If you're angry to read this, please, take a minute and let me know the last time you saw something from him that didn't involve A) code golf B) coining phrases.
I have no skin in the game here, but this seems a bit "sharp-edged", do you have something against the guy? He just seems deep into his influencer/retired hobbyist arc to me...
No, and me too. Just had been sitting in my chest a while when I see people expecting non-hobbyist work from him. And had been worried to post it because things you and I understand become sharp-edged when spoken out loud to other people who don't.

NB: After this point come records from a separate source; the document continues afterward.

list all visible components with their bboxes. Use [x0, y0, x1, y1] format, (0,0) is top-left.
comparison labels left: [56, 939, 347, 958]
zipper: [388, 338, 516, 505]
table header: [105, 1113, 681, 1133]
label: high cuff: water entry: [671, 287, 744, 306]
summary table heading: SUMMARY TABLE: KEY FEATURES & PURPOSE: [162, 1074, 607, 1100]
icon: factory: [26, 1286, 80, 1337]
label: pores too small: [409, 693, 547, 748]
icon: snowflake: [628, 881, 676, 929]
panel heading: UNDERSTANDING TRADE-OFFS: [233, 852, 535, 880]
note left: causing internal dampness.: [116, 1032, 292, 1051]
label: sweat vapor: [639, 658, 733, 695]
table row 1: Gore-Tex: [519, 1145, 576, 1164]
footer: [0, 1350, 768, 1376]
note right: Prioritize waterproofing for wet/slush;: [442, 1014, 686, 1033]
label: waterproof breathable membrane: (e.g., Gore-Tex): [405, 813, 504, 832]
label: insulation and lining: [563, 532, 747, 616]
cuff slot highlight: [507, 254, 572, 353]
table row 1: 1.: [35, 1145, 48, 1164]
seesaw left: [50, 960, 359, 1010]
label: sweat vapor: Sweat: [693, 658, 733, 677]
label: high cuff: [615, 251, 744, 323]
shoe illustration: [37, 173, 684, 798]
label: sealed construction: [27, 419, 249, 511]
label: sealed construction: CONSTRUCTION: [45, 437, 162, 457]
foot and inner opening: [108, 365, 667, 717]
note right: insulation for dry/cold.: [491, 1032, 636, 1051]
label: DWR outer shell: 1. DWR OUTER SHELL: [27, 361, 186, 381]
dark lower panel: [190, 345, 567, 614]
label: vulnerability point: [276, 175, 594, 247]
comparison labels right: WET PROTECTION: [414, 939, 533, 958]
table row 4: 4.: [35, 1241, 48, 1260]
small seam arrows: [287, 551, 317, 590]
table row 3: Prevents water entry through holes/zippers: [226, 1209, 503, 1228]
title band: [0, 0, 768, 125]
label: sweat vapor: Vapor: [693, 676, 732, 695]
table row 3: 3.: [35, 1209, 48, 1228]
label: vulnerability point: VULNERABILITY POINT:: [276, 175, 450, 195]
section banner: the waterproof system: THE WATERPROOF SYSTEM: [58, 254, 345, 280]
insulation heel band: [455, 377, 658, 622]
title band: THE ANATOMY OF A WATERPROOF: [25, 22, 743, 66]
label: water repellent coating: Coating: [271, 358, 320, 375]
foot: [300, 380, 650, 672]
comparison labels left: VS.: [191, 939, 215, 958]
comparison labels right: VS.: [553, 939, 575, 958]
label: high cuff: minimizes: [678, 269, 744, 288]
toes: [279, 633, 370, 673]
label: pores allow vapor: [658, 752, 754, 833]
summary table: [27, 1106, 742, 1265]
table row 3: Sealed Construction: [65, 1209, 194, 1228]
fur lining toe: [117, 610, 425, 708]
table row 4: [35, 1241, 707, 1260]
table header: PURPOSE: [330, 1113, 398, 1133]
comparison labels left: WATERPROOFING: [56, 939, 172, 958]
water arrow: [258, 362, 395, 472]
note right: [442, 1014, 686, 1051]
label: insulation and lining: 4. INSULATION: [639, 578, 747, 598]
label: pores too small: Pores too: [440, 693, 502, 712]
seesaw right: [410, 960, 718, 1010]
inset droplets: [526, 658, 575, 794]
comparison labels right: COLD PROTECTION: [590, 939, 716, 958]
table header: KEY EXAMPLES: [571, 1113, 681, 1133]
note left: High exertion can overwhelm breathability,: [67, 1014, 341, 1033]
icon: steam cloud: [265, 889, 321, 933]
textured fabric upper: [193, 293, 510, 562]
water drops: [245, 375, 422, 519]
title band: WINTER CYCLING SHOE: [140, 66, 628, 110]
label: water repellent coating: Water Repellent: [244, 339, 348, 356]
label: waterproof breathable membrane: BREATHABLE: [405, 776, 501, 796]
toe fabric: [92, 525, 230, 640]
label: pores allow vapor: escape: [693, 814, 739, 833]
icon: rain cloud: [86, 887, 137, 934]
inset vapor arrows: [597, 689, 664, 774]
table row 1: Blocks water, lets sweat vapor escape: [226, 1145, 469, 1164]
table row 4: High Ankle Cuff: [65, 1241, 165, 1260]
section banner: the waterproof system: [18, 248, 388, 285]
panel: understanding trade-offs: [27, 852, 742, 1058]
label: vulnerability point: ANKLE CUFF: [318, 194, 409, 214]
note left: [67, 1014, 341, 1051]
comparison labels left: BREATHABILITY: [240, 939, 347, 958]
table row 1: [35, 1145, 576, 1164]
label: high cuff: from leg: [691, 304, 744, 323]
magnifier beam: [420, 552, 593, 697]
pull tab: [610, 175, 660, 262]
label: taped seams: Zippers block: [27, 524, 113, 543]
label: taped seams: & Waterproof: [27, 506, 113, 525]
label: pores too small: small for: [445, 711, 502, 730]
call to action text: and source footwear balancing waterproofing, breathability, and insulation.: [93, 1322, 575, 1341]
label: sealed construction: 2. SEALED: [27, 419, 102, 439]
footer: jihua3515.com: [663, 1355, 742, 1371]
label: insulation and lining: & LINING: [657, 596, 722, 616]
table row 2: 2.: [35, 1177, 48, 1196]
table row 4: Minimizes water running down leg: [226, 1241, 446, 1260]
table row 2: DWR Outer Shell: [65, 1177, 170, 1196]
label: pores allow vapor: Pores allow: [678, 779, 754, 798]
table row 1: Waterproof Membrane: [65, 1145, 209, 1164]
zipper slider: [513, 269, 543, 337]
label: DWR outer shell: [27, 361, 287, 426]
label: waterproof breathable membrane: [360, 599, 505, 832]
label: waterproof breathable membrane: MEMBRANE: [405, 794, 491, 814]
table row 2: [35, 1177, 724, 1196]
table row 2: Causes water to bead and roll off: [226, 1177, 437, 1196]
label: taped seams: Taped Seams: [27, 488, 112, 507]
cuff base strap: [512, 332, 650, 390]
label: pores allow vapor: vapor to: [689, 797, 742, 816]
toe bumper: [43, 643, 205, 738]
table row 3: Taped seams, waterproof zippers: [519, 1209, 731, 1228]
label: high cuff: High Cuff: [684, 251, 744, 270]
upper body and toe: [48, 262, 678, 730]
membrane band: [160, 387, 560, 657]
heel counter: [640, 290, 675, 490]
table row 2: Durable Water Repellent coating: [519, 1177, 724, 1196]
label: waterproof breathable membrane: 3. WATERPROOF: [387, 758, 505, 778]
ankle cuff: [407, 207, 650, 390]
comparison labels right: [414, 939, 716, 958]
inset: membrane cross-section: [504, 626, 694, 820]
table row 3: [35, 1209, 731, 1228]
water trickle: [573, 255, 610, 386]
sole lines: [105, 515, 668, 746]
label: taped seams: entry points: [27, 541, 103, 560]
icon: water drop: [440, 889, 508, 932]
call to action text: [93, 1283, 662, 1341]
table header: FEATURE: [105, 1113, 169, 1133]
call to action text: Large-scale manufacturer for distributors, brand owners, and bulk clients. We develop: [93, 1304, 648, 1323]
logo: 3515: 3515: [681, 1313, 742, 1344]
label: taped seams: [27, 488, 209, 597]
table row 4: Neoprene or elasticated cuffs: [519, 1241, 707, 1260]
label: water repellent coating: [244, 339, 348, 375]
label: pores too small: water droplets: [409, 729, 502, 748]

Tesla FSD isn't a delusion. There are people using it to successfully do long distance drives across the USA right now, without interventions. Dunno how much credit Karpathy gets for that, but the tech works.
I know many comments mentioned that it was too introductory, or too deep. But as someone that does not have much experience understanding how these models work, I found this overview to be pretty great.
There were some concepts I didn't quite understand but I think this is a good starting point to learning more about the topic.
That was one of the most helpful walkthroughs i've read. Thanks for explaining so well with all of the steps.
I wasn't a coder but with AI I am actually writing code. The more i familiarise myself with everything the easier it becomes to learn. I find AI fascinating. By making it so simple and clear it helps when i think what i need to feed it.